Texas secured only two spots within the top 100 U.S. colleges this year, as per the Wall Street Journal's annual ranking of the country's 400 best universities.
In the Journal's 2024 Best Colleges in the U.S. list, Texas A&M University - College Station claimed the state's lone top-50 position, ranking 38th overall. Remarkably, A&M achieved this standing despite a recent national scandal involving the university's hiring misstep of distinguished journalism professor Kathleen McElroy earlier in the summer.
Rice University, located in Houston, also made it into the top 100, securing the 64th position.
Notably, the University of Texas at Austin did not secure a spot within the top 100, instead landing at No. 118.
In total, Texas boasts twenty colleges and universities that made the prestigious top 400 list. Notable mentions include the University of St. Thomas in Houston at No. 158, Texas Woman's University at 204 and Sam Houston State University in Huntsville at No. 206.

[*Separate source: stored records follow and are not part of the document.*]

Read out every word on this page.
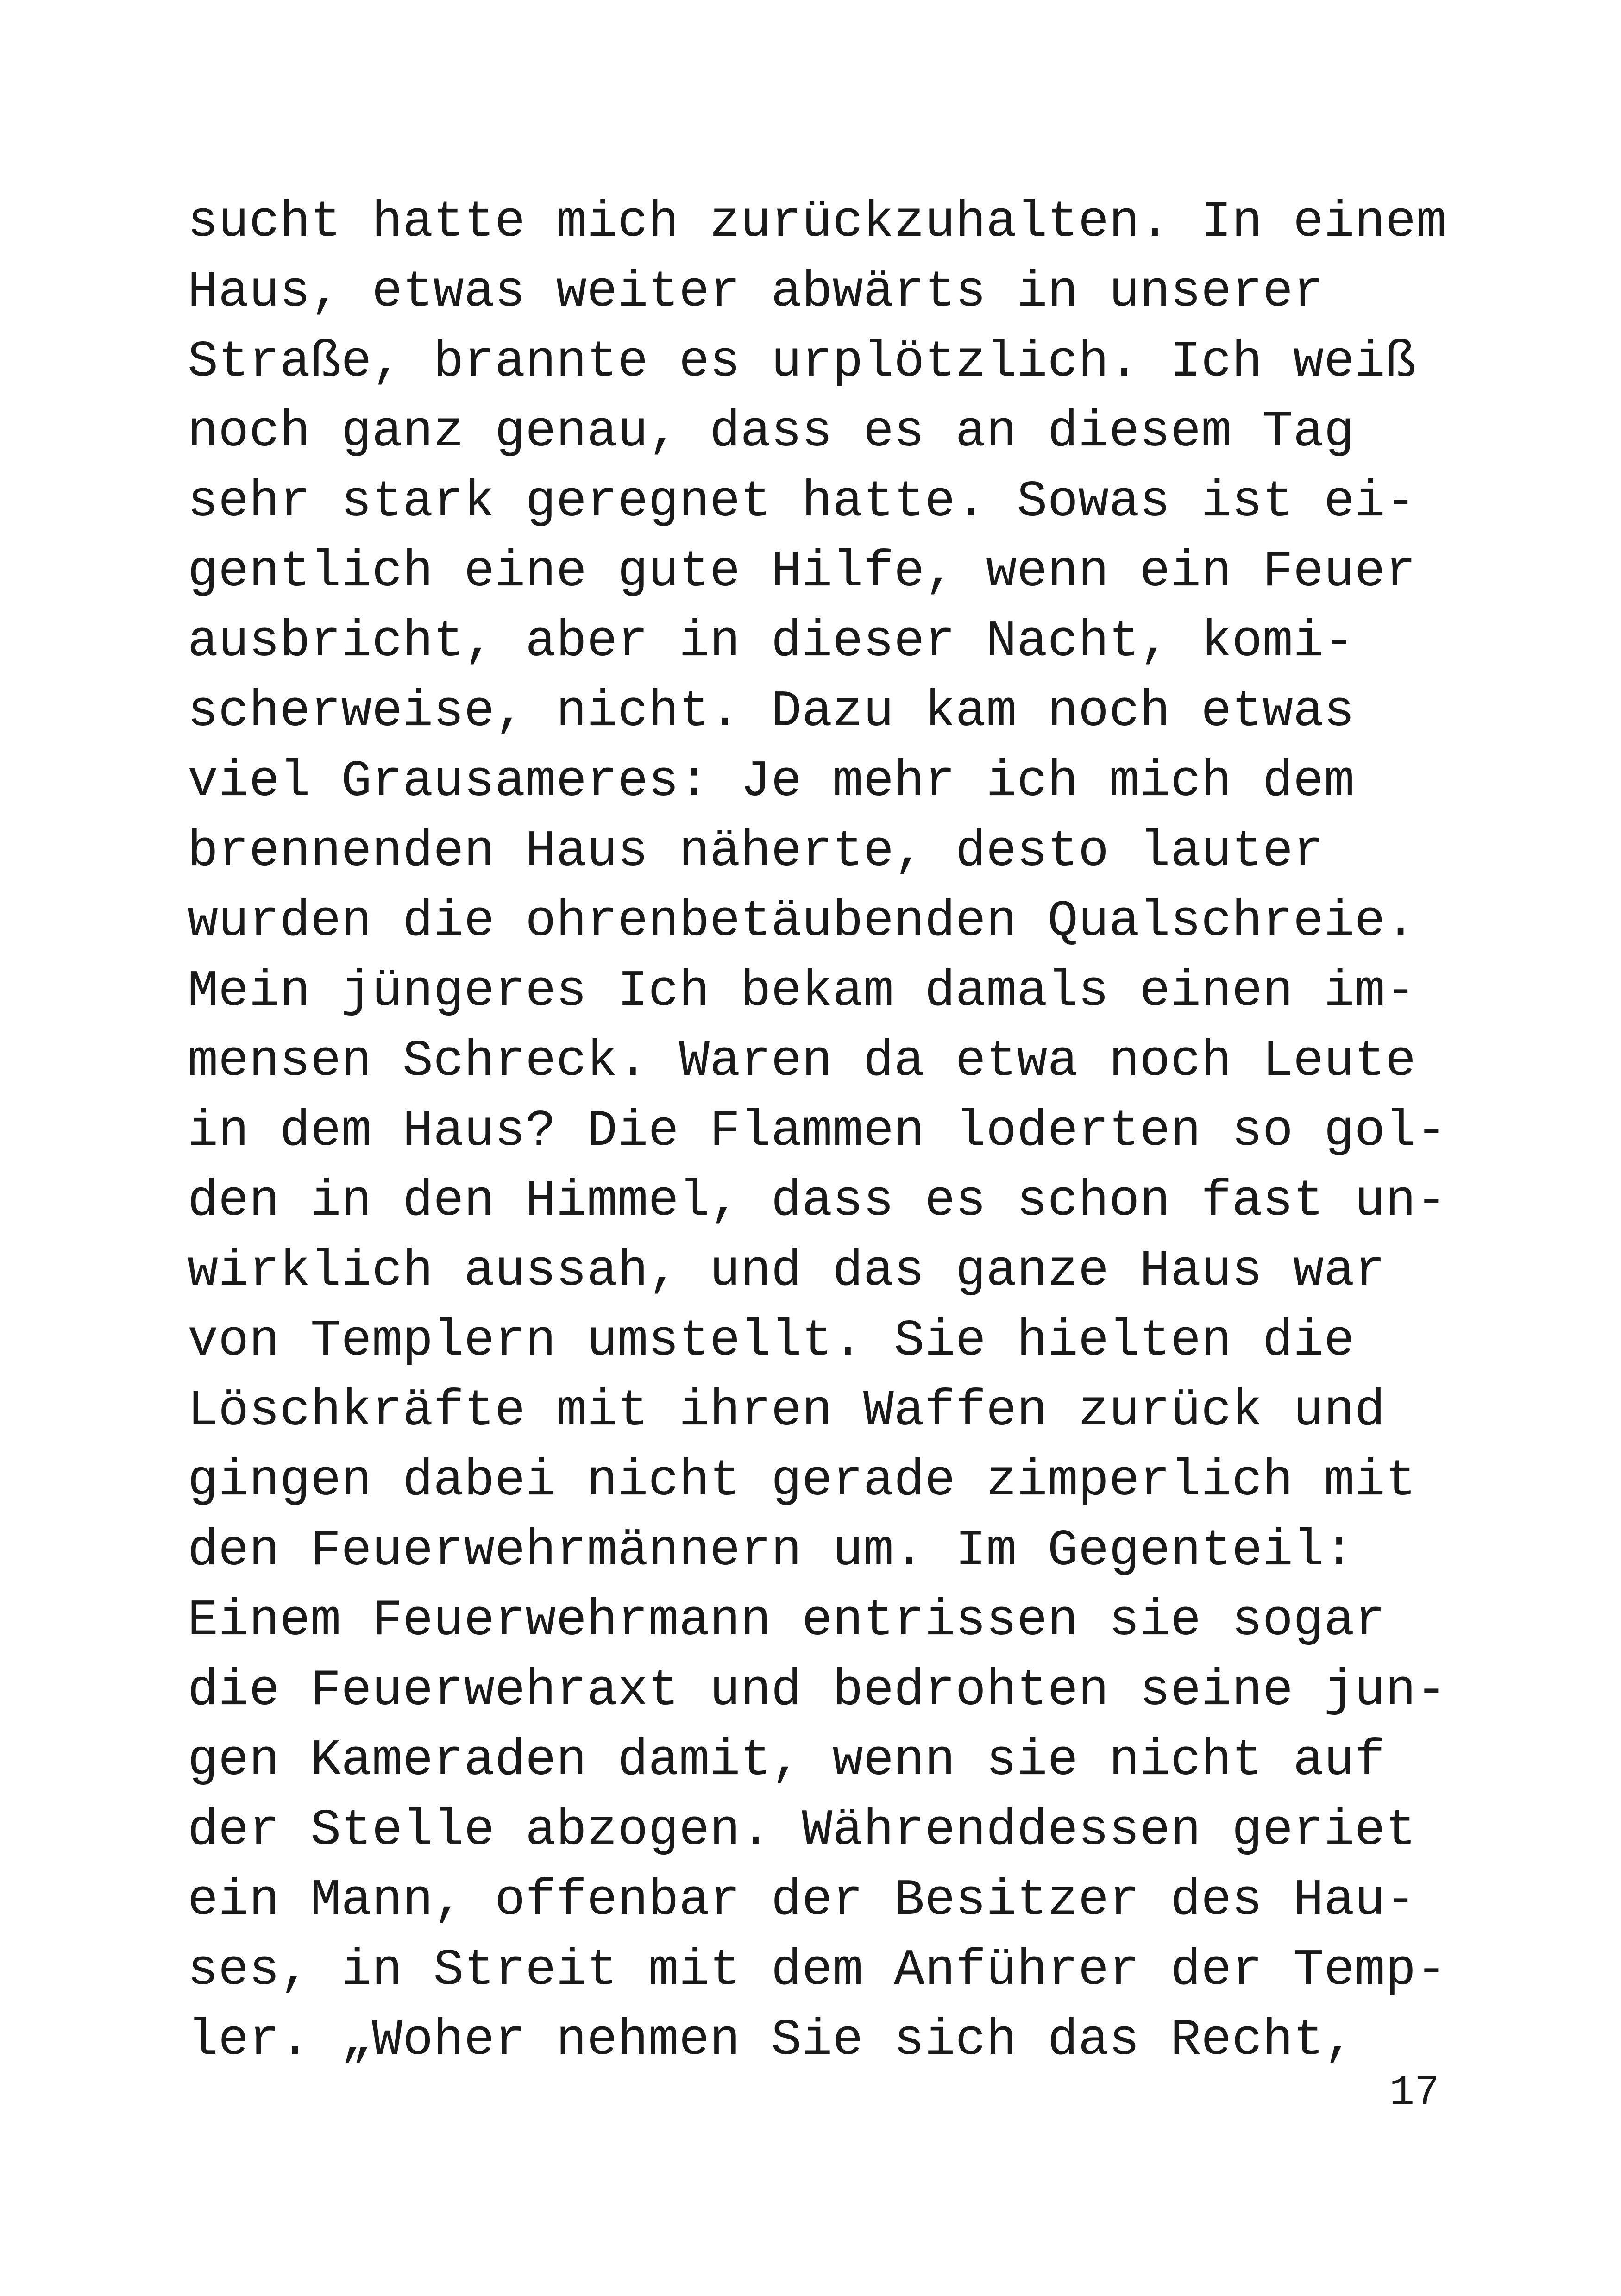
sucht hatte mich zurückzuhalten. In einem
Haus, etwas weiter abwärts in unserer
Straße, brannte es urplötzlich. Ich weiß
noch ganz genau, dass es an diesem Tag
sehr stark geregnet hatte. Sowas ist ei-
gentlich eine gute Hilfe, wenn ein Feuer
ausbricht, aber in dieser Nacht, komi-
scherweise, nicht. Dazu kam noch etwas
viel Grausameres: Je mehr ich mich dem
brennenden Haus näherte, desto lauter
wurden die ohrenbetäubenden Qualschreie.
Mein jüngeres Ich bekam damals einen im-
mensen Schreck. Waren da etwa noch Leute
in dem Haus? Die Flammen loderten so gol-
den in den Himmel, dass es schon fast un-
wirklich aussah, und das ganze Haus war
von Templern umstellt. Sie hielten die
Löschkräfte mit ihren Waffen zurück und
gingen dabei nicht gerade zimperlich mit
den Feuerwehrmännern um. Im Gegenteil:
Einem Feuerwehrmann entrissen sie sogar
die Feuerwehraxt und bedrohten seine jun-
gen Kameraden damit, wenn sie nicht auf
der Stelle abzogen. Währenddessen geriet
ein Mann, offenbar der Besitzer des Hau-
ses, in Streit mit dem Anführer der Temp-
ler. „Woher nehmen Sie sich das Recht,
17
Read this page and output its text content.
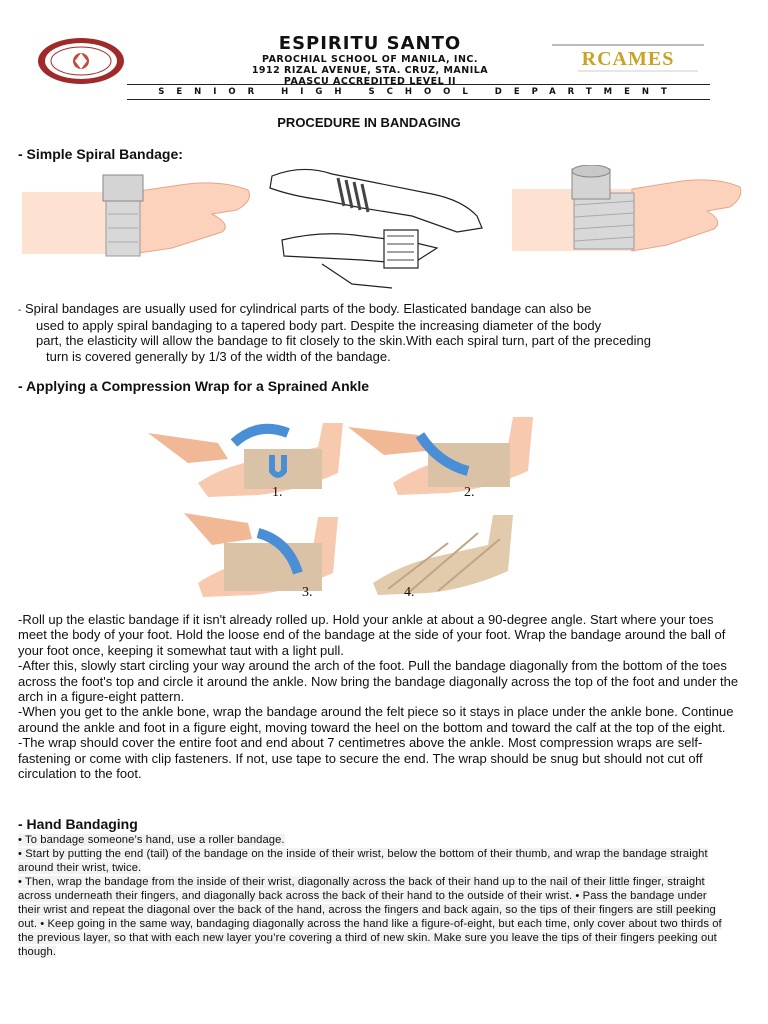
ESPIRITU SANTO
PAROCHIAL SCHOOL OF MANILA, INC.
1912 RIZAL AVENUE, STA. CRUZ, MANILA
PAASCU ACCREDITED LEVEL II
RCAMES
SENIOR HIGH SCHOOL DEPARTMENT
PROCEDURE IN BANDAGING
- Simple Spiral Bandage:

- Spiral bandages are usually used for cylindrical parts of the body. Elasticated bandage can also be

used to apply spiral bandaging to a tapered body part. Despite the increasing diameter of the body

part, the elasticity will allow the bandage to fit closely to the skin.With each spiral turn, part of the preceding

turn is covered generally by 1/3 of the width of the bandage.

- Applying a Compression Wrap for a Sprained Ankle
1.	2.
3.	4.

-Roll up the elastic bandage if it isn't already rolled up. Hold your ankle at about a 90-degree angle. Start where your toes meet the body of your foot. Hold the loose end of the bandage at the side of your foot. Wrap the bandage around the ball of your foot once, keeping it somewhat taut with a light pull.

-After this, slowly start circling your way around the arch of the foot. Pull the bandage diagonally from the bottom of the toes across the foot's top and circle it around the ankle. Now bring the bandage diagonally across the top of the foot and under the arch in a figure-eight pattern.

-When you get to the ankle bone, wrap the bandage around the felt piece so it stays in place under the ankle bone. Continue around the ankle and foot in a figure eight, moving toward the heel on the bottom and toward the calf at the top of the eight.

-The wrap should cover the entire foot and end about 7 centimetres above the ankle. Most compression wraps are self-fastening or come with clip fasteners. If not, use tape to secure the end. The wrap should be snug but should not cut off circulation to the foot.

- Hand Bandaging

• To bandage someone’s hand, use a roller bandage.

• Start by putting the end (tail) of the bandage on the inside of their wrist, below the bottom of their thumb, and wrap the bandage straight around their wrist, twice.

• Then, wrap the bandage from the inside of their wrist, diagonally across the back of their hand up to the nail of their little finger, straight across underneath their fingers, and diagonally back across the back of their hand to the outside of their wrist. • Pass the bandage under their wrist and repeat the diagonal over the back of the hand, across the fingers and back again, so the tips of their fingers are still peeking out. • Keep going in the same way, bandaging diagonally across the hand like a figure-of-eight, but each time, only cover about two thirds of the previous layer, so that with each new layer you’re covering a third of new skin. Make sure you leave the tips of their fingers peeking out though.
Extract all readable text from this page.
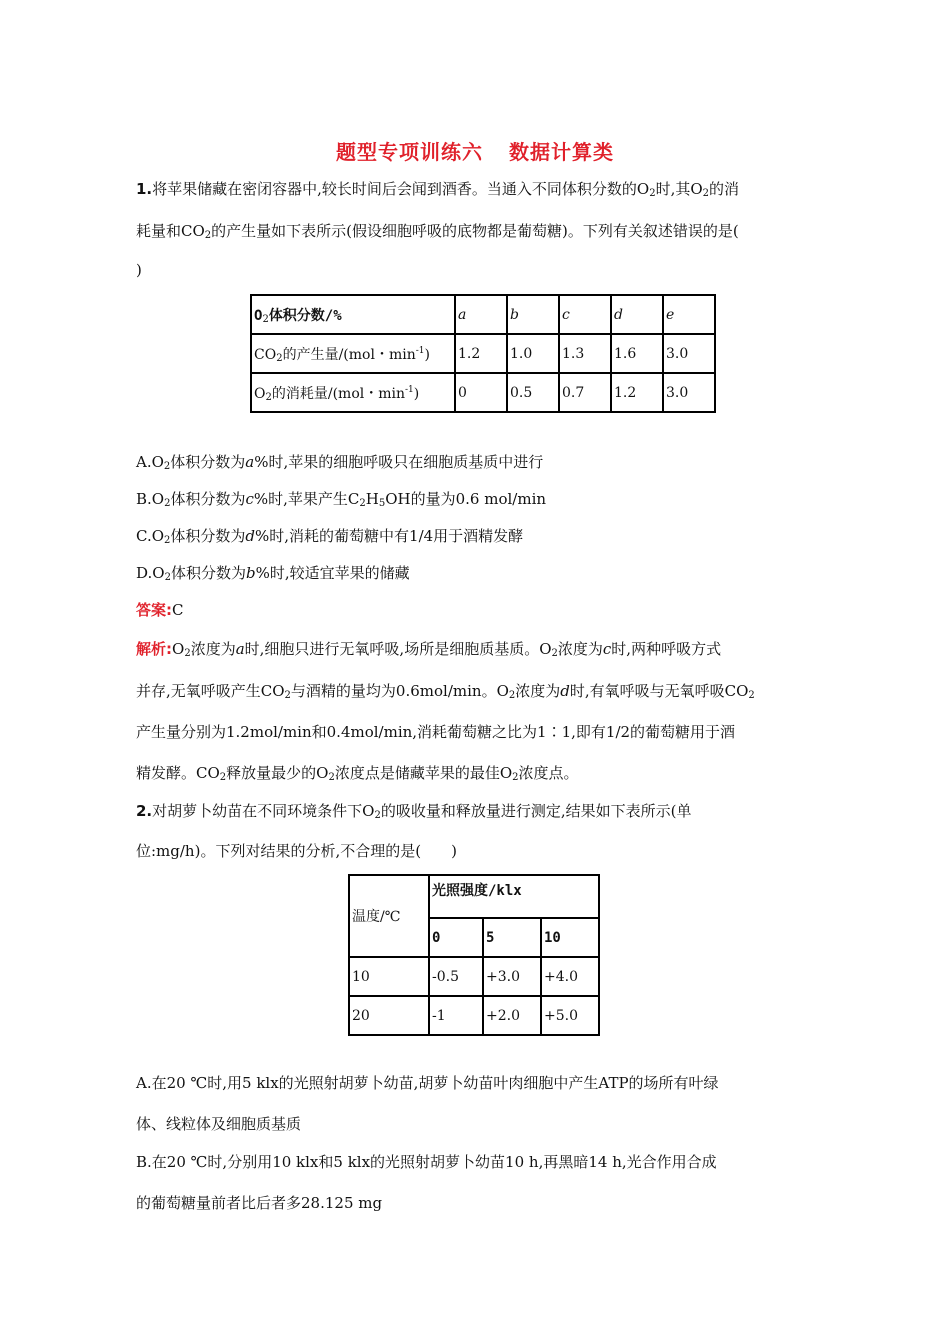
题型专项训练六 数据计算类
1.将苹果储藏在密闭容器中,较长时间后会闻到酒香。当通入不同体积分数的$O_2$时,其$O_2$的消
耗量和$CO_2$的产生量如下表所示(假设细胞呼吸的底物都是葡萄糖)。下列有关叙述错误的是(
)
$O_2$体积分数/%	a	b	c	d	e
$CO_2$的产生量/(mol・$\min^{-1}$)	1.2	1.0	1.3	1.6	3.0
$O_2$的消耗量/(mol・$\min^{-1}$)	0	0.5	0.7	1.2	3.0
$A.O_2$体积分数为a%时,苹果的细胞呼吸只在细胞质基质中进行
$B.O_2$体积分数为c%时,苹果产生$C_2H_5OH$的量为0.6 mol/min
$C.O_2$体积分数为d%时,消耗的葡萄糖中有1/4用于酒精发酵
$D.O_2$体积分数为b%时,较适宜苹果的储藏
答案:C
解析$:O_2$浓度为a时,细胞只进行无氧呼吸,场所是细胞质基质。$O_2$浓度为c时,两种呼吸方式
并存,无氧呼吸产生$CO_2$与酒精的量均为0.6mol/min。$O_2$浓度为d时,有氧呼吸与无氧呼吸$CO_2$
产生量分别为1.2mol/min和0.4mol/min,消耗葡萄糖之比为1∶1,即有1/2的葡萄糖用于酒
精发酵。$CO_2$释放量最少的$O_2$浓度点是储藏苹果的最佳$O_2$浓度点。
2.对胡萝卜幼苗在不同环境条件下$O_2$的吸收量和释放量进行测定,结果如下表所示(单
位:mg/h)。下列对结果的分析,不合理的是(　　)
温度/℃	光照强度/klx		
	0	5	10
10	-0.5	+3.0	+4.0
20	-1	+2.0	+5.0
A.在20 ℃时,用5 klx的光照射胡萝卜幼苗,胡萝卜幼苗叶肉细胞中产生ATP的场所有叶绿
体、线粒体及细胞质基质
B.在20 ℃时,分别用10 klx和5 klx的光照射胡萝卜幼苗10 h,再黑暗14 h,光合作用合成
的葡萄糖量前者比后者多28.125 mg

The University of Houston claimed the No. 208 spot, with the University of Houston - Downtown following closely at No. 224. Waco's Baylor University also made the cut, securing a ranking of 331.
Princeton University took the top spot overall, boasting a weighted score of 91.6.
These rankings were compiled in collaboration with research groups College Pulse and Statista, who analyzed a wide array of data. Factors assessed included expected student salaries, time required to pay for attendance, and the quality of "learning-related facilities" and on-campus diversity.
The WSJ then derived an overall score and ranking for each institution by comparing their performance on various key data points. The most critical factor in determining rankings was "salary impact versus similar colleges," measuring how much the school's attendance boosted graduates' salaries above the expected average for similar institutions.
Other heavily weighted factors included the time needed to pay off the net cost of attendance and graduation rates compared to similar colleges.
Factors such as student satisfaction with learning facilities and ethnic and socioeconomic diversity were ranked lower in significance.